Beyond territorial politics, we need to think as a region in order to present a concerted basis for attracting foreign direct investment, for high returns of our currently decoupled and uncoordinated free trade area policies, as well as for combatting problems that all of us in the region face, including such issues as tariffs, passport control, and crime prevention.    

Make no mistake: the context in which the Caucasus exists will continue to limit the content of our regional policies.  The Eurasian Union project is likely to collide with plans in Brussels towards the conclusion of a series of Deep and Comprehensive Free Trade Agreements, a reality that is likely to reflect back on Moldova and Kyiv, less so upon Georgia and Azerbaijan.  Our small states, including Yerevan, do not have economic “added value” for Moscow, although bravado is unlikely to disappear from political discourse in the region.  True, Moscow has said they would be willing to talk to anyone but Saakashvili, but, if small instances such as moving a monument can cause a major diplomatic crisis, it is clear that one cannot be all too cautious in this part of the world.  

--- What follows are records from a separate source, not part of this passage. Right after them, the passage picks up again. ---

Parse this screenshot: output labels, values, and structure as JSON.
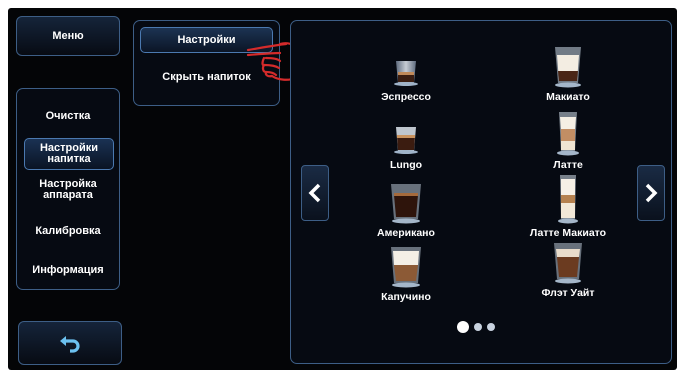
{
  "menu": {
    "label": "Меню"
  },
  "sidebar": {
    "items": [
      {
        "label": "Очистка"
      },
      {
        "label": "Настройки напитка",
        "active": true
      },
      {
        "label": "Настройка аппарата"
      },
      {
        "label": "Калибровка"
      },
      {
        "label": "Информация"
      }
    ]
  },
  "back": {
    "icon": "back-arrow-icon"
  },
  "submenu": {
    "items": [
      {
        "label": "Настройки",
        "active": true
      },
      {
        "label": "Скрыть напиток"
      }
    ]
  },
  "drinks": [
    {
      "label": "Эспрессо",
      "type": "espresso"
    },
    {
      "label": "Макиато",
      "type": "macchiato"
    },
    {
      "label": "Lungo",
      "type": "lungo"
    },
    {
      "label": "Латте",
      "type": "latte"
    },
    {
      "label": "Американо",
      "type": "americano"
    },
    {
      "label": "Латте Макиато",
      "type": "latte-macchiato"
    },
    {
      "label": "Капучино",
      "type": "cappuccino"
    },
    {
      "label": "Флэт Уайт",
      "type": "flat-white"
    }
  ],
  "pagination": {
    "pages": 3,
    "current": 1
  },
  "colors": {
    "accent": "#3d5e86",
    "active_border": "#4b79b0",
    "pointer": "#d42b2b"
  }
}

Nonetheless, we will seek to engage in addressing “strategic choices” through coordination and consultation with our allies.  We will build upon existing alliances, but all our policies will henceforth be regionally rooted.  Tbilisi will become a factor of stability in and for the region.  This shift is what most Georgians hoped for when they voted for change and, to an extent, this is a change that most of the regional stakeholders wish to see happen in Georgia.  If one insists on continuing to draw Cold War parallels, we see Tbilisi as a Vienna, not a Berlin or a Helsinki.  If we play this role well, we will serve our country, the region, and global security at large.